In Detox they asked us one thing we are afraid of....

...And write it on a piece of paper. and then past them around, so we would not know who did wat.

The one I drew up outta the hat, the answer to the thing that person was most scared of was, "The Future."

Well, That been me my whole life, But I think times a changin. Yea, I think I will post about my new found plan in here. Here it goes. As of May 1 I report to probation once a week for the first month, meaning that I will have to report once every two weeks probably for the month after that , meaning my ENTIRE SUMMER will not be a nice, hapy, clean time where I just pop suboxone and kpins and smoke weed to keep my mind off it. It will probably be like august or september before im on the monthly visits.

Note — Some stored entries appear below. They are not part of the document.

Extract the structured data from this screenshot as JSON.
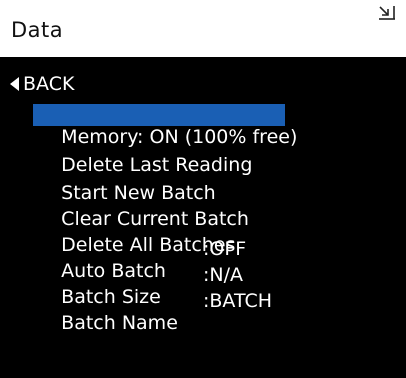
{
  "header": {
    "title": "Data",
    "icon": "collapse-icon"
  },
  "menu": {
    "back_label": "BACK",
    "items": [
      {
        "label": "Memory: ON (100% free)",
        "selected": true
      },
      {
        "label": "Delete Last Reading"
      },
      {
        "label": "Start New Batch"
      },
      {
        "label": "Clear Current Batch"
      },
      {
        "label": "Delete All Batches"
      },
      {
        "label": "Auto Batch",
        "value": ":OFF"
      },
      {
        "label": "Batch Size",
        "value": ":N/A"
      },
      {
        "label": "Batch Name",
        "value": ":BATCH"
      }
    ]
  },
  "colors": {
    "highlight": "#1a5fb4",
    "background": "#000000",
    "header": "#ffffff"
  }
}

I would rather make it thru with as little dope as possible , really try for it this time, but weed is the only thing that can do this for me and keep my mind right and off the dope shit. So it aint gonna play out the way i want it.

No, It will be a DIESEL POWERED DOPESHOOTING FEST, And I plan to make the mutha fuckin BEST of it. I am gonna pump so much fucking heroin into my veins that Ima fall out every night and every morning at 9 am my mom will find me still past out on the lawn chair behind the back door with my cigarette burned out from the night before. Feelin the dew on my skin as i look around and realize the suns poppin up and the sky is light purple like DAMN that was a good nod.

Its gonna be fucking epic. Theres gonna be a whole lotta mutha fuckin time spent back in paterson up in here to, I thoroloughly plan to move back down and set my ass up right in the middle of the 4th ward where the dope is wild and free n the guns bust all night. The sun will be shinin and the diesel will be flowin, I think I will even smoke a rock or two in memory of the not-late great LiquidICE, my former partner in crime, whose bag of Chore Boy from last summer i found in my car not too long ago.

Base hits needle pricks cop spots and dope shots will be mine. The summer gonna stretch on and on and on, and when its over, and September 18th comes around and my license goes away for the next 24 months, Ima immortalize this sweet happy summer as my last one, load up the fattest 15-bagger I ever seen, and push off to the dreams thats waitin for me on the other side. The next couple months is gonna be great.
 
Please say that you're not serious about the last part. You're really just going to roll over like that? I can tell you what's waiting on the other side. Oblivion. No dreams, no happy clouds, no white light. Just nothingness.

Tis better to live and get high another day.
 
Wow that's scary, but I understand. I've got demons too, but doubt it's ever as simple as a permanent nod out...Hugs
 
readin thru this, it ended p kinda how i planned and kinda not.

I did shot a whole lotta dope. I OD'd on the day Michael Jackson died, and spent a couple minutes on the other side. stopped breathing, turned blue and cold, heart flatline, all that.

Didnt stop me from usin tho.

Pissed dirty May 28th, the first urine I ever got at probation.

Got sentenced to a drug evaluation which would tell them if i had a problem and wat furthre treatment I needed.

Stayed pissin clean for probation even tho i was using the whole time, til my drug eval. Passed with flying colors, the professional addiction evaluator said I had no problem and clearly didnt need anymore treatment, that I was having a great recovery, and she suggest that I dont need any extra help.

But i failed the piss test.

Almost got locked up Sept 9th , when the results came back and they told me that I was so fucked and was gonna violate. I talked em into putting me into IOP (intensive out patient) so that i couldnt use cuz they give u 2 test a week. they said OK but ur on thin ice. clean up or else.

So i got on methadone, and i been clean since sept 10...Never went to IOP the program was too full, but got clean on my own...

Court got pushed back til october, and halfway thru I got sentenced. Didnt loose my drivers license tho, judge seen how good i was doin and decided not to take it. got 2 yrs probation and some comm svc.

And the "not-late great liquidICE" Im sad to say, Is now late. :( RIP homie, I miss you alot everyday. We had some good times together boy.

Just goes to show you how much things change.....
 
Sure, but it's great to hear that you're clean. That you did it on your own just makes that much more an accomplishment.